Kapitel 16
Der Schock, der aus der Erkenntnis über Maria Schmidts Identität resultierte, hatte in Ulrichs Kopf ein unüberschaubares Chaos erzeugt. Irgendwie waren die Dinge aus den Fugen geraten. Dass Helga sich bei ihrer Mutter aufhielt, obwohl die beiden sich ihren Angaben zufolge doch spinnefeind waren, hatte eine Unbekannte in seiner Gleichung offenbart. Mit Sicherheit hatte Helga bereits die Polizei verständigt, weswegen Ulrich sich nicht in aller Ruhe eine andere Wohnung aussuchen konnte. Zu groß war die Gefahr, dass verstärkt Streifenwagen im Einsatz waren, die ihn gezielt suchten, denn Helga hatte ihn möglicherweise trotz seines Stilwechsels erkannt. Deshalb hatte er es für ratsam angesehen, sich so schnell und weit wie möglich vom Ort des Geschehens zu entfernen.
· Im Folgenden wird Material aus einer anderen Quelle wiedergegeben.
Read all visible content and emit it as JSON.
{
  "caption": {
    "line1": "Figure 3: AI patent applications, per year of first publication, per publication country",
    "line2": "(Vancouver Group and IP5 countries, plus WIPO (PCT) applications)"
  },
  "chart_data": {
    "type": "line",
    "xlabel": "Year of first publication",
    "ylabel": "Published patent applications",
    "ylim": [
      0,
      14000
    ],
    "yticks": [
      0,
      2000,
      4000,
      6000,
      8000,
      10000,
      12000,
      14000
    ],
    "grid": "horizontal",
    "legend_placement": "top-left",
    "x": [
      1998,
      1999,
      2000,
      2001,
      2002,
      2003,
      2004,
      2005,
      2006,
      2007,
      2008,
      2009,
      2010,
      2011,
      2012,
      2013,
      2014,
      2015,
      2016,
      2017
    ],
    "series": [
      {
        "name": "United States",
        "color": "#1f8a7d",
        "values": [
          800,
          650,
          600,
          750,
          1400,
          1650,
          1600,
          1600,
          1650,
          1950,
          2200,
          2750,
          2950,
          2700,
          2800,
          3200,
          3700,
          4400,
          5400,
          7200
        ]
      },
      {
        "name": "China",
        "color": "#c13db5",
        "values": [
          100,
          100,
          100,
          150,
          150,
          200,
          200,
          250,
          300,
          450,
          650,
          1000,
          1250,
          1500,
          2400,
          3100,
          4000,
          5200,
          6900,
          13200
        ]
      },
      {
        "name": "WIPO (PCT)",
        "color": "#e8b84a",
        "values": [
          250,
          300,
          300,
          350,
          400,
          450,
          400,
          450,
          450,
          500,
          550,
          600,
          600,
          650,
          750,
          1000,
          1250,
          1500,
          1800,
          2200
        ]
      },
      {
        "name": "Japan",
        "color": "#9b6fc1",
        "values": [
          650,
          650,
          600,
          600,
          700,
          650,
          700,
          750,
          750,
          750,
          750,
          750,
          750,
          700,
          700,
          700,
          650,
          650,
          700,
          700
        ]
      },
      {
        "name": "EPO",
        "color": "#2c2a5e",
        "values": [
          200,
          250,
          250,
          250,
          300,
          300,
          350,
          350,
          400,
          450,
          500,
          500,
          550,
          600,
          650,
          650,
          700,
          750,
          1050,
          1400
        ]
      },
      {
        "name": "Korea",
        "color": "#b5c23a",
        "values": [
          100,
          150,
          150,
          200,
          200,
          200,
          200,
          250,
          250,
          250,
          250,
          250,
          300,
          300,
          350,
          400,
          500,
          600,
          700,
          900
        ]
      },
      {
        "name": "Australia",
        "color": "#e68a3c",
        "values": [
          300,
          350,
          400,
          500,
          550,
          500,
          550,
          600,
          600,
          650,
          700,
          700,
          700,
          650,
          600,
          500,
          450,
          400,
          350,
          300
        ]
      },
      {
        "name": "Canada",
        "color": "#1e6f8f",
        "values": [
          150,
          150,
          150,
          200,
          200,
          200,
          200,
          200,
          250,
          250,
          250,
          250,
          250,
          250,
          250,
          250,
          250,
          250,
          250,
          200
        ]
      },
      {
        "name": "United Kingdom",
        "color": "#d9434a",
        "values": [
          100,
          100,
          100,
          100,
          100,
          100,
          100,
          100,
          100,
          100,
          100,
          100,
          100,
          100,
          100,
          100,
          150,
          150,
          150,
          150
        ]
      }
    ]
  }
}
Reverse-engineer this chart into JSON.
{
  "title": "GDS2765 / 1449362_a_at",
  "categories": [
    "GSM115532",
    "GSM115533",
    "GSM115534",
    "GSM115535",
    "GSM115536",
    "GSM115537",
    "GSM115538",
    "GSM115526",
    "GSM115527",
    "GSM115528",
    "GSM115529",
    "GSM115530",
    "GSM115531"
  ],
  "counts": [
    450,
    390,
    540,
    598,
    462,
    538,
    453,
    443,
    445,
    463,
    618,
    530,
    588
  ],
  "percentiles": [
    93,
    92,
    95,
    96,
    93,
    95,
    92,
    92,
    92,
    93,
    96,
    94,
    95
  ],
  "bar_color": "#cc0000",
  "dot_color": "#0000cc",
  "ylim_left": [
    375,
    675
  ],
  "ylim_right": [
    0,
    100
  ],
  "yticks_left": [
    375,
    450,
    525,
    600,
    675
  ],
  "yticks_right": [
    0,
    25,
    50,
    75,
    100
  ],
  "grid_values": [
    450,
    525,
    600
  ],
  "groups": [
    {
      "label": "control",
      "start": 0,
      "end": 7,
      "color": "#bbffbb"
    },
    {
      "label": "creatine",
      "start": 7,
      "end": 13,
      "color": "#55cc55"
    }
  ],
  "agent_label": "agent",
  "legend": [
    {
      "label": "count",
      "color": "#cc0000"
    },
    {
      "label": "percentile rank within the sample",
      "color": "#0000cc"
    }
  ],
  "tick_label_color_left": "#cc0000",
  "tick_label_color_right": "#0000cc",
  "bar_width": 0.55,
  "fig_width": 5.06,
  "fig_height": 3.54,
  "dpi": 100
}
So war er schließlich mitten im Zentrum an dem ihm nur zu bekannten Hochhaus angekommen, in dem sich die Büros der Firma Krause befanden. Offenbar wurde internationaler Besuch erwartet, denn das Gebäude war auf halber Höhe ringsum zwischen den Fenstern mit Flaggen verschiedener Länder geschmückt. Die hingen, vom Regen durchtränkt, erbärmlich schlapp nach unten und trieften vor Nässe, anstatt an den vorstehenden Fahnenstangen imposant im Wind zu flattern.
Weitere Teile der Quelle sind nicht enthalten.